(director/writer: Zaradasht Ahmed; cinematographers: Zaradasht Ahmed, Nori Sharif; editor: Eva Hillstrom; cast: Nori Sharif; Runtime: 86; MPAA Rating: NR; producers: Mette Cheng Munte-Kaas; East Village Entertainment; 2016-Norway/Sweden-in Arabic with English subtitles)

An incendiary and sobering cinema vérité documentary.

Reviewed by Dennis Schwartz

An incendiary and sobering cinema vérité documentary on the breakdown of Iraqi society in the wartorn period immediately following the withdrawal of U.S. troops from that country in 2011. It’s written and directed by the Kurdish-born Iraqi native, Oslo-based filmmaker, Zaradasht Ahmed (“Veien til Diyarbekir“).
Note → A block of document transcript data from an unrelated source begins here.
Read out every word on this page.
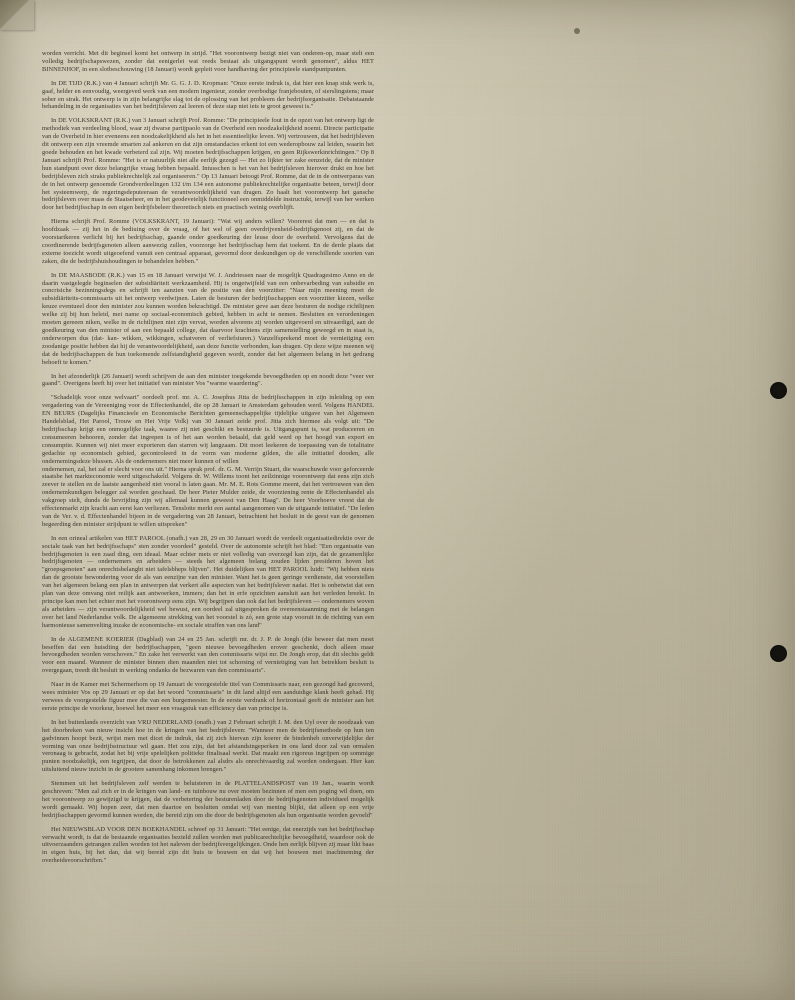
worden verricht. Met dit beginsel komt het ontwerp in strijd. "Het voorontwerp bezigt niet van onderen-op, maar stelt een volledig bedrijfschapswezen, zonder dat eenigerlei wat reeds bestaat als uitgangspunt wordt genomen", aldus HET BINNENHOF, in een slotbeschouwing (18 Januari) wordt gepleit voor handhaving der principieele standpuntpunten.

In DE TIJD (R.K.) van 4 Januari schrijft Mr. G. G. J. D. Kropman: "Onze eerste indruk is, dat hier een knap stuk werk is, gaaf, helder en eenvoudig, weergeved werk van een modern ingenieur, zonder overbodige franjebouten, of sierslingstens; maar sober en strak. Het ontwerp is in zijn belangrijke slag tot de oplossing van het probleem der bedrijfsorganisatie. Debatstaande behandeling in de organisaties van het bedrijfsleven zal leeren of deze stap niet iets te groot geweest is."

In DE VOLKSKRANT (R.K.) van 3 Januari schrijft Prof. Romme: "De principieele fout in de opzet van het ontwerp ligt de methodiek van verdeeling blood, waar zij dwarse partijpaolo van de Overheid een noodzakelijkheid noemt. Directe participatie van de Overheid in hier eveneens een noodzakelijkheid als het in het essentieelijke leven. Wij vertrouwen, dat het bedrijfsleven dit ontwerp een zijn vreemde smarten zal ankeren en dat zijn omstandacies erkent tot een wederopbouw zal leiden, waarin het goede behouden en het kwade verbeterd zal zijn. Wij moeten bedrijfsschappen krijgen, en geen Rijkswerkinrichtingen." Op 8 Januari schrijft Prof. Romme: "Het is er natuurlijk niet alle eerlijk gezegd — Het zo lijkter ter zake eenzeide, dat de minister hun standpunt over deze belangrijke vraag hebben bepaald. Intusschen is het van het bedrijfsleven hierover drukt en hoe het bedrijfsleven zich straks publiekrechtelijk zal organiseeren." Op 13 Januari betoogt Prof. Romme, dat de in de ontwerparas van de in het ontwerp genoemde Grondverdeelingen 132 t/m 134 een autonome publiekrechtelijke organisatie beteen, terwijl door het systeemwerp, de regeringsdeputeeraan de verantwoordelijkheid van dragen. Zo haalt het voorontwerp het gansche bedrijfsleven over maas de Staatseheer, en in het geodevetelijk functioneel een onmiddelde instructukt, terwijl van her werken door het bedrijfsschap in een eigen bedrijfsbeleer theoretisch niets en practisch weinig overblijft.

Hierna schrijft Prof. Romme (VOLKSKRANT, 19 Januari): "Wat wij anders willen? Voorerest dat men — en dat is hoofdzaak — zij het in de bediuing over de vraag, of het wel of geen overdrijvenheid-bedrijfsgenoot zij, en dat de voorstartkeren verlicht bij het bedrijfsschap, gaande onder goedkeuring der leuse door de overheid. Vervolgens dat de coordinerende bedrijfsgenoten alleen aanwezig zullen, voorzorge het bedrijfsschap hem dat toekent. En de derde plaats dat externe toezicht wordt uitgeoefend vanuit een centraal apparaat, gevormd door deskundigen op de verschillende soorten van zaken, die de bedrijfshuishoudingen te behandelen hebben."

In DE MAASBODE (R.K.) van 15 en 18 Januari verwijst W. J. Andriessen naar de mogelijk Quadragesimo Anno en de daarin vastgelegde beginselen der subsidiäriteit werkzaamheid. Hij is ongetwijfeld van een onbevarbeding van subsidie en concrisiche bezinningsdegs en schrijft ten aanzien van de positie van den voorzitter: "Naar mijn meening moet de subsidiäriteits-commissaris uit het ontwerp verdwijnen. Laten de besturen der bedrijfsschappen een voorzitter kiezen, welke keuze eventueel door den minister zou kunnen worden bekrachtigd. De minister geve aan deze besturen de nodige richtlijnen welke zij bij hun beleid, met name op sociaal-economisch gebied, hebben in acht te nemen. Besluiten en verordeningen moeten gereeen niken, welke in de richtlijnen niet zijn vervat, worden alvorens zij worden uitgevoerd en uitvaardigd, aan de goedkeuring van den minister of aan een bepaald college, dat daarvoor krachtens zijn samenstelling geweegd en in staat is, onderworpen dus (dat- kan- wikken, wikkingen, schatveren of verliefsturen.) Vanzelfsprekend moet de vernietiging een zoodanige positie hebben dat hij de verantwoordelijkheid, aan deze functie verbonden, kan dragen. Op deze wijze meenen wij dat de bedrijfsschappen de hun toekomende zelfstandigheid gegeven wordt, zonder dat het algemeen belang in het gedrang behoeft te komen."

In het afzonderlijk (26 Januari) wordt schrijven de aan den minister toegekende bevoegdheden op en noodt deze "veer ver gaand". Overigens heeft hij over het initiatief van minister Vos "warme waardering".

"Schadelijk voor onze welvaart" oordeelt prof. mr. A. C. Josephus Jitta de bedrijfsschappen in zijn inleiding op een vergadering van de Vereeniging voor de Effectenhandel, die op 28 Januari te Amsterdam gehouden werd. Volgens HANDEL EN BEURS (Dagelijks Financieele en Economische Berichten gemeenschappelijke tijdelijke uitgave van het Algemeen Handelsblad, Het Parool, Trouw en Het Vrije Volk) van 30 Januari zeide prof. Jitta zich hiermee als volgt uit: "De bedrijfsschap krijgt een onmogelijke taak, waaree zij niet geschikt en bestuurde is. Uitgangspunt is, wat produceeren en consumeeren behooren, zonder dat ingrepen is of het aan worden betaald, dat geld werd op het hoogd van export en consumptie. Kunnen wij niet meer exporteren dan starren wij langzaam. Dit moet leekeren de toepassing van de totalitaire gedachte op economisch gebied, gecontroleerd in de vorm van moderne gilden, die alle initiatief dooden, alle ondernemingsdeze blussen. Als de ondernemers niet meer kunnen of willen

ondernemen, zal, het zal er slecht voor ons uit." Hierna sprak prof. dr. G. M. Verrijn Stuart, die waarschuwde voor geforceerde staatsbe het markteconomie werd uitgeschakeld. Volgens dr. W. Willems toont het zeilzinnige voorontwerp dat eens zijn zich zeever te stellen en de laatste aangenheid niet vooral is laten gaan. Mr. M. E. Rots Gomme meent, dat het vertrouwen van den ondernemkundigen belegger zal worden geschaad. De heer Pieter Mulder zeide, de voorziening rente de Effectenhandel als vakgroep stelt, dunds de bevrijding zijn wij allemaal kunnen geweest van Den Haag". De heer Voorhoeve vreest dat de effectenmarkt zijn kracht aan eerst kan verliezen. Tenslotte merkt een aantal aangenomen van de uitgaande initiatief. "De leden van de Ver. v. d. Effectenhandel bijeen in de vergadering van 28 Januari, betrachtent het besluit in de geest van de genomen begeerding den minister strijdpunt te willen uitspreken"

In een orineal artikelen van HET PAROOL (onafh.) van 28, 29 en 30 Januari wordt de verdeelt organisatiedirektie over de sociale taak van het bedrijfsschaps" sten zonder voordeel" gesteld. Over de autonomie schrijft het blad: "Een organisatie van bedrijfsgenoten is een zaad ding, een ideaal. Maar echter mets er niet volledig van overzegd kan zijn, dat de gezamenlijke bedrijfsgenoten — ondernemers en arbeiders — steeds het algemeen belang zouden lijden presideren hoven het "groepsgenoten" aan onrechtsbelangbt niet tafelsbheps blijven". Het duidelijken van HET PAROOL luidt: "Wij hebben niets dan de grootste bewondering voor de als van eenzijne van den minister. Want het is geen geringe verdienste, dat voorstellen van het algemeen belang een plan in antwerpen dat verkert alle aspecten van het bedrijfslever nadat. Het is onbetwist dat een plan van deze omvang niet reilijk aan antwoerken, immers; dan het in erfe opzichten aansluit aan het verleden breekt. In principe kan men het echter met het voorontwerp eens zijn. Wij begrijpen dan ook dat het bedrijfsleven — ondernemers woven als arbeiders — zijn verantwoordelijkheid wel bewust, een oordeel zal uitgesproken de overeenstaanming met de belangen over het land Nederlandse volk. De algemeene strekking van het voorstel is zó, een grote stap vooruit in de richting van een harmonieuse samenvelting inzake de economische- en sociale straffen van ons land"

In de ALGEMENE KOERIER (Dagblad) van 24 en 25 Jan. schrijft mr. dr. J. P. de Jongh (die beweer dat men moet beseffen dat een huisdiing der bedrijfsschappen, "geen nieuwe bevoegdheden erover geschenkt, doch alleen maar bevoegdheden worden verschoven." En zake het verwerkt van den commissaris wijst mr. De Jongh erop, dat dit slechts geldt voor een maand. Wanneer de minister binnen dien maanden niet tot schorsing of vernietiging van het betrekken besluit is overgegaan, treedt dit besluit in werking ondanks de bezwaren van den commissaris".

Naar in de Kamer met Schermerhorn op 19 Januari de voorgestelde titel van Commissaris naar, een gezongd had gecoverd, wees minister Vos op 29 Januari er op dat het woord "commissaris" in dit land altijd een aanduidige klank heeft gehad. Hij verwees de voorgestelde figuur mee die van een burgemeester. In de eerste verdrank of horizontaal geeft de minister aan het eerste principe de voorkeur, hoewel het meer een vraagstuk van efficiency dan van principe is.

In het buitenlands overzicht van VRIJ NEDERLAND (onafh.) van 2 Februari schrijft J. M. den Uyl over de noodzaak van het doorbreken van nieuw insicht hoe in de kringen van het bedrijfsleven: "Wanneer men de bedrijfsmethode op hun ten gadvinnen hoopt bezit, wrijst men met dicet de indruk, dat zij zich hiervan zijn koerer de bindenheb onverwijdelijke der vorming van onze bedrijfsstructuur wil gaan. Het zou zijn, dat het afstandsingeperken in ons land door zal van ormalen veronaag is gebracht, zodat het bij vrije spelelijken politieke finalisaal werkt. Dat maakt een rigoreus ingrijpen op sommige punten noodzakelijk, een tegrijpen, dat door de betrokkenen zal alsdrs als onrechtvaardig zal worden ondergaan. Hier kan uitsluitend nieuw inzicht in de grootere samenhang inkomen brengen."

Stemmen uit het bedrijfsleven zelf werden te beluisteren in de PLATTELANDSPOST van 19 Jan., waarin wordt geschreven: "Men zal zich er in de kringen van land- en tuinbouw nu over moeten bezinnen of men een poging wil doen, om het voorontwerp zo gewijzigd te krijgen, dat de verbetering der besturenladen door de bedrijfsgenoten individueel mogelijk wordt gemaakt. Wij hopen zeer, dat men daartoe en besluiten omdat wij van mening blijkt, dat alleen op een vrije bedrijfsschappen gevormd kunnen worden, die bereid zijn om die door de bedrijfsgenoten als hun organisatie worden gevoeld"

Het NIEUWSBLAD VOOR DEN BOEKHANDEL schreef op 31 Januari: "Het eenige, dat enerzijds van het bedrijfsschap verwacht wordt, is dat de bestaande organisaties bezield zullen worden met publicarechtelijke bevoegdheid, waardoor ook de uitvoerzaanders getrangen zullen worden tot het naleven der bedrijfsvergelijkingen. Onde hen eerlijk blijven zij maar likt baas in eigen huis, bij het dan, dat wij bereid zijn dit huis te bouwen en dat wij het bouwen met inachtneming der overheidsvoorschriften."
The mild-mannered Iraqi Nori Sharif has been a male nurse for over ten years at a hospital in a part of Iraq that became known as “the triangle of death,” the Diyala-province. When the Americans leave and the occupation has ended, the people celebrate their independence. But this joyous feeling is short-lived. The government proves to be as corrupt and oppressive. The terror of ISIS looms ahead. At this point Nori is given a small camera by Ahmed and films those in his home town of Jalawla and their struggle for survival in the ensuing five years since the American withdrawal. Though the camerawork is only third-rate, we get the bleak picture of war and get another reminder of how Bush’s unfortunate war was such a disaster for mankind. It leaves us with the grim reminder of a suicide bombing, injured children and the knowledge there’s nowhere safe to hide in that part of Iraq, as Nori tells us he moved his family at least thirteen times in the last five years.